The volunteer labor’s lack of productivity was also astounding. Our group of six worked only 25 hours in seven days.

Six and a half of those hours were spent tiling and grouting the floor of a single medium-sized room. This was only the second of seven flood-damaged rooms that needed retiling; at the pace at which the work was proceeding, it would have taken a month to retile the rest of the house. Following that, electricity and plumbing will still need to be repaired or restored, and the entire house refurnished. Meanwhile, the family of three lives in a tiny FEMA trailer.

Six additional hours went toward trying to install vinyl siding on another house. The owner could not afford to hire professional installers or even purchase enough materials. We began to work, but soon recognized that the operation should be halted until the siding could be installed correctly.

Sadly, despite our good intentions, we left the house in worse condition than we had found it, as we had taken off the trim on the old siding. PDA denied financial aid for purchase of the materials needed to the job properly, on the grounds that it was not hurricane-related damage. Given that the owner had been waiting for two months for a FEMA loan, the replacement of his siding has now been delayed indefinitely.

At another house, we spent 12 hours fixing a leaking roof and making small repairs to the walls. The leak was from a roof rebuilt by volunteers only a month previously! Again, because of insufficient funds and inadequate skills, the job had been done improperly. Rather than replacing a large number of rotting and poorly constructed roof joists, new shingles had simply been applied over the top. The result was obvious: the shingles looked nice and new, but they came in waves. Some sections of the roof would sink a foot if stepped on.
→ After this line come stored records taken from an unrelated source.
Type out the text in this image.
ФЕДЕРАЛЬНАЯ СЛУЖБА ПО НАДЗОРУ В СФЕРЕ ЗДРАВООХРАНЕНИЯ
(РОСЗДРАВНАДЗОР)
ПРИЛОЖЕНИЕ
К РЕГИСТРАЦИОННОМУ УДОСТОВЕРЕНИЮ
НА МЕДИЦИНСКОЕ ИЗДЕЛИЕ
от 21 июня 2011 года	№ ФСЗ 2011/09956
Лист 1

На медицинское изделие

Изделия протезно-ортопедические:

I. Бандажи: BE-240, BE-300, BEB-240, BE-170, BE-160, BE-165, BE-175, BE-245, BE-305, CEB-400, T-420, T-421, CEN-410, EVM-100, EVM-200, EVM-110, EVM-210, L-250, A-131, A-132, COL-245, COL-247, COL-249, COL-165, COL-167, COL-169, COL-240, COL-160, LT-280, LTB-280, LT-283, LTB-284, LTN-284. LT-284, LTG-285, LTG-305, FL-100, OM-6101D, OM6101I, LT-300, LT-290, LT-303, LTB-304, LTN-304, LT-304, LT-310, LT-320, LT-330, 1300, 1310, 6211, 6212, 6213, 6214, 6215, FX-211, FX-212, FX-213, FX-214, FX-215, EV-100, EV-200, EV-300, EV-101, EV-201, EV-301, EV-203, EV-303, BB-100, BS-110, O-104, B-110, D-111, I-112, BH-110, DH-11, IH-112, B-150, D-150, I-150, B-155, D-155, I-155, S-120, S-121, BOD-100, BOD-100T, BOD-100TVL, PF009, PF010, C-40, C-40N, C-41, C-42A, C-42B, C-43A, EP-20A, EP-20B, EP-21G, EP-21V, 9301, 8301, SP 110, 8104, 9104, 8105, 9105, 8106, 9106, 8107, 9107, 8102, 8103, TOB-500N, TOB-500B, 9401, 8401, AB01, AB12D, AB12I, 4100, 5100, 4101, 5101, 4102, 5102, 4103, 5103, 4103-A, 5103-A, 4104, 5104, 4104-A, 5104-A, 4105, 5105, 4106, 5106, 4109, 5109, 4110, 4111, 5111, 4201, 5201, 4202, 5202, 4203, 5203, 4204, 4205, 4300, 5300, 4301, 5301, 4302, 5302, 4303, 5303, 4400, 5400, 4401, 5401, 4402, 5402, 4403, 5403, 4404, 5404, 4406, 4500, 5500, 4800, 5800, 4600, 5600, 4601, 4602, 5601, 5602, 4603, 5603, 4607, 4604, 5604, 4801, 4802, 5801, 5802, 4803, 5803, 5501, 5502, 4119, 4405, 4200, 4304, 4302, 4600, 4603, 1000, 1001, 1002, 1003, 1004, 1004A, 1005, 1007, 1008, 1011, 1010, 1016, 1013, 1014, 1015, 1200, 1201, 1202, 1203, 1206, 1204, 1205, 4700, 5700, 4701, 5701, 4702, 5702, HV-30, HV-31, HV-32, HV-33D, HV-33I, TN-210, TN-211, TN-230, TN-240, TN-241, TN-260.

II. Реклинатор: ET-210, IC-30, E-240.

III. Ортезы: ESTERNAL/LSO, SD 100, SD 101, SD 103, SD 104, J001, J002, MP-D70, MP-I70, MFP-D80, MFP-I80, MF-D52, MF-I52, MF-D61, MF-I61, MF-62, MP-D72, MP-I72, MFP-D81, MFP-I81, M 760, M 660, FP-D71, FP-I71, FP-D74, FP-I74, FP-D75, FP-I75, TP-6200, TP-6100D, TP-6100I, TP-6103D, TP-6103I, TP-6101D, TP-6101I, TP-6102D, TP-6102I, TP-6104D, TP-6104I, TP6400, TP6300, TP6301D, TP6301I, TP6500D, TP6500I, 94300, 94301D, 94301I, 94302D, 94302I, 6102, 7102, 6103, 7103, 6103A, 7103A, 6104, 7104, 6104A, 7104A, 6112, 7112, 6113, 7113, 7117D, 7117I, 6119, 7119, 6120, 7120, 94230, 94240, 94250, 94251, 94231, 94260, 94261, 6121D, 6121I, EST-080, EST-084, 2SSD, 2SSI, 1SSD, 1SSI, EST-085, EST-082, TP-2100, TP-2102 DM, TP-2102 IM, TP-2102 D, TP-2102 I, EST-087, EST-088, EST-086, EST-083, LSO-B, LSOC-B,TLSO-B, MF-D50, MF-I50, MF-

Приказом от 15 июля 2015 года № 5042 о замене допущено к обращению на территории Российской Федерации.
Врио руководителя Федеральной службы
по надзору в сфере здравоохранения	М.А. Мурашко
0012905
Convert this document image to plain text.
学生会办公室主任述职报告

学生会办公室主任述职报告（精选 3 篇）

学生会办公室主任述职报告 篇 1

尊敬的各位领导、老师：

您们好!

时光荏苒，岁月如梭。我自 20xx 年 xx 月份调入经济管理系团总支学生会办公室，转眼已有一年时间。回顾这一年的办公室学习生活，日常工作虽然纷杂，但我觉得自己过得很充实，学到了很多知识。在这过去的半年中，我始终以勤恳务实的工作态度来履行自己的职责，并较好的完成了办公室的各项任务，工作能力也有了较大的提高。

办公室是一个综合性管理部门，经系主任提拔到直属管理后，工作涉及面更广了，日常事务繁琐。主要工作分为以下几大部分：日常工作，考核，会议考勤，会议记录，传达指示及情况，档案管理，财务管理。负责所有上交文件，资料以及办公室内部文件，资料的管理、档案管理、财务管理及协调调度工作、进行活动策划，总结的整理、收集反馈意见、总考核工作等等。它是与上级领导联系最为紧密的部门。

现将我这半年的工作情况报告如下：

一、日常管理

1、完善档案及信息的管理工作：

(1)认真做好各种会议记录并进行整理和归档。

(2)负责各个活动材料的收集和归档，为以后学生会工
Because of the unevenness of the shingles, pools of water formed after heavy rains and eventually produced leaks. Trying to fix one of these leaks, our group removed a section of the roof, throwing out perhaps 50 brand-new shingles, and then replaced it. Undoubtedly, other leaks will occur; probably all we did was shift around the area where leaks will occur.

Meanwhile, a side wall of the house had at least six different exteriors to it, due to patching. A support beam was so rotten that it was accidentally kicked out. The entire side of the house needed to be rebuilt, but again, because the owner lacked funds, it was not possible. Arguing this was not hurricane damage, PDA denied funds, except to buy expandable foam to fill the holes.

To sum up, for those along the Gulf Coast who had their property damaged or destroyed, there are two options: pay a private contractor or rely on charity. Neither the federal nor the state government will lift a finger. And relief does not come quickly: one year later, some houses haven’t been touched, while others are stalled waiting on funding. Public assistance only comes in the form of FEMA trailers and paltry, unfulfilled FEMA loans. Many, many people have been left without any means of properly rebuilding their homes, as they lack the resources to do anything except rely on volunteer labor.